L’autre trait caractéristique du zovaɗ est sa polyvalence. Il peut se jouer dans un lieu fixe (place du marché ou lieu de rassemblement du village), mais aussi en se déplaçant d’un point à un autre, voire d’une localité à une autre. Voilà pourquoi il est souvent accompagné par le tambour d’aisselle (dezlézléo) quoique le tamtam (ganga) ne soit pas interdit à cette occasion. Les autres instruments de musique moins encombrants comme les castagnettes et les cymbales sont acceptés. Il convient de préciser que le n’gwolala, qui est un prolongement naturel du zovad, suit la même logique, à quelques variantes près.
La danse elle-même est spontanée. Toutefois, le mouvement dominant est celui du bas vers le haut. En outre, contrairement au houdok traditionnel, le milieu du cercle est réservé aux hommes. Les femmes dansent en périphérie tandis que pour le Houdok, c’est l’inverse. La raison est pratique. Rekedai (2023) la précise en ces termes: « Les hommes entourent les filles à la conquête desquelles ils partent en brandissant sur leur tête leur bâton de danse et autres gadgets préparés pour la circonstance. » À cela il faudrait aussi associer une raison sécuritaire car le houdok se danse à la fin de la saison sèche et exclusivement la nuit, au clair de lune. Or, à cette période de l’année, le paysage est dénudé et les villages sont plus vulnérables aux attaques.
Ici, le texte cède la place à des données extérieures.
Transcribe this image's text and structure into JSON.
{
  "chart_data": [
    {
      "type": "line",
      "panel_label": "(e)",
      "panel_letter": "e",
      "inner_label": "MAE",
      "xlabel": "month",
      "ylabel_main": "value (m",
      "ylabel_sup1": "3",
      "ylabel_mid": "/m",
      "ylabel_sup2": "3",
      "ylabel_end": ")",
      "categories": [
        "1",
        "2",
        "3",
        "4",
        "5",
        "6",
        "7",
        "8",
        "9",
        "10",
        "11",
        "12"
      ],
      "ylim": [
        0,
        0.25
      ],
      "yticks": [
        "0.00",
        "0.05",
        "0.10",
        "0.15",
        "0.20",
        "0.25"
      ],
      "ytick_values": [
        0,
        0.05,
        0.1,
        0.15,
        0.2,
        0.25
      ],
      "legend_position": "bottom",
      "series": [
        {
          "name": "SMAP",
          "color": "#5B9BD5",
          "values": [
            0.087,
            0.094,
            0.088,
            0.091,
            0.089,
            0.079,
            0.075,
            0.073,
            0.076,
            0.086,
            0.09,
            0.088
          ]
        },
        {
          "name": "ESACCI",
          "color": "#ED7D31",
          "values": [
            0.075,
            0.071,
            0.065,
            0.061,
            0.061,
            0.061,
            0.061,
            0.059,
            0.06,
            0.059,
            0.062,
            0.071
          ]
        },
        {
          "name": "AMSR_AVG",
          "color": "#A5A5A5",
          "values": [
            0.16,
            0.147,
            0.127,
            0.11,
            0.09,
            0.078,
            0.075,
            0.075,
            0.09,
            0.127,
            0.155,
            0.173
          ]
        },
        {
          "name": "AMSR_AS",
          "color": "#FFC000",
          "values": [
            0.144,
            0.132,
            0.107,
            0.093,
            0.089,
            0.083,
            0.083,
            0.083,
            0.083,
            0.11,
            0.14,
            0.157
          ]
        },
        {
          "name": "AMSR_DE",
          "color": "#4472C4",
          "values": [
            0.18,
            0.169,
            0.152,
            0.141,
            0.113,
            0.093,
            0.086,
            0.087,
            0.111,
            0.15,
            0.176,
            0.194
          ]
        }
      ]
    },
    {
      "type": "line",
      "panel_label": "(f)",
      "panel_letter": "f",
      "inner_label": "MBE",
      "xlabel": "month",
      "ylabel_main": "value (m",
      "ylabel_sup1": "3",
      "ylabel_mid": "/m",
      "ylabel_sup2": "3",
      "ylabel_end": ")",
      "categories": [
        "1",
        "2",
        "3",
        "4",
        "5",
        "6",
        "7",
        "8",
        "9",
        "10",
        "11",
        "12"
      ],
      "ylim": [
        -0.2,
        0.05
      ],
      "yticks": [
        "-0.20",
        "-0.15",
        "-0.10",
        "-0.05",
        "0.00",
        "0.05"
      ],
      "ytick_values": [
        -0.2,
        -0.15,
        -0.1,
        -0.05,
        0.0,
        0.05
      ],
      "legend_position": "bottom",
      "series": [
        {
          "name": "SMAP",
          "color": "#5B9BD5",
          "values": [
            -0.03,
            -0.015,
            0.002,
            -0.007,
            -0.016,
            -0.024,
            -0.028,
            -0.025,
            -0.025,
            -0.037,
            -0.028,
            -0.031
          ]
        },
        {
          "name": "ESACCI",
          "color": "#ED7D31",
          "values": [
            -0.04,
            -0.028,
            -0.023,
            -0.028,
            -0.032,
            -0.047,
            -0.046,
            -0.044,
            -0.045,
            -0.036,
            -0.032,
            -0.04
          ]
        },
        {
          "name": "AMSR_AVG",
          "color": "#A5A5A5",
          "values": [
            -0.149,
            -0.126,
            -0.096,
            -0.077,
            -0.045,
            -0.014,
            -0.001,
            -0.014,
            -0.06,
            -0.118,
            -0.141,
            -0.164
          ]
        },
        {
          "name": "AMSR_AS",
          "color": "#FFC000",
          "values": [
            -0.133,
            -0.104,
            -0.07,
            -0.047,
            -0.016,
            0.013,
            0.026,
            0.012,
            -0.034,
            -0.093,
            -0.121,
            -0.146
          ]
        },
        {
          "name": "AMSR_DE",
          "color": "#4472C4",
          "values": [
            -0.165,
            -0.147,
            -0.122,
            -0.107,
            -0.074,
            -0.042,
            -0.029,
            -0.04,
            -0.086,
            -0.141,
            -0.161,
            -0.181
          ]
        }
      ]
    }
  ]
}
Par ailleurs, le houdok n’a qu’une mélodie consacrée, mais le zovaɗ en a plusieurs. La plus célèbre d’entre elles brille d’ailleurs par sa nature hautement poétique :
N’wele,
N’wele,
N’wele a kotaɓal Galdala.
N’wele a Magangaɓ Mazaya.
Ta bazlanə tsagi vazak a dem ga.
Ta ndedayə dema’a a mbelawa.
Cette chanson traduit l’immensité de la richesse et du bonheur (car n’wele renferme le concept de la richesse et du bonheur) en pays Mafa. Cette richesse couplée de bonheur est si répandue qu’elle va de Galdala vers Moskota, à Mazaya du coté de Roua. Dans un tel contexte, il est impensable qu’une fille soit maltraitée au point qu’on porte atteinte à sa pudeur et à sa dignité. En d’autres termes, la joie, le partage, le respect mutuel, et la justice sociale doivent régner à tous les niveaux.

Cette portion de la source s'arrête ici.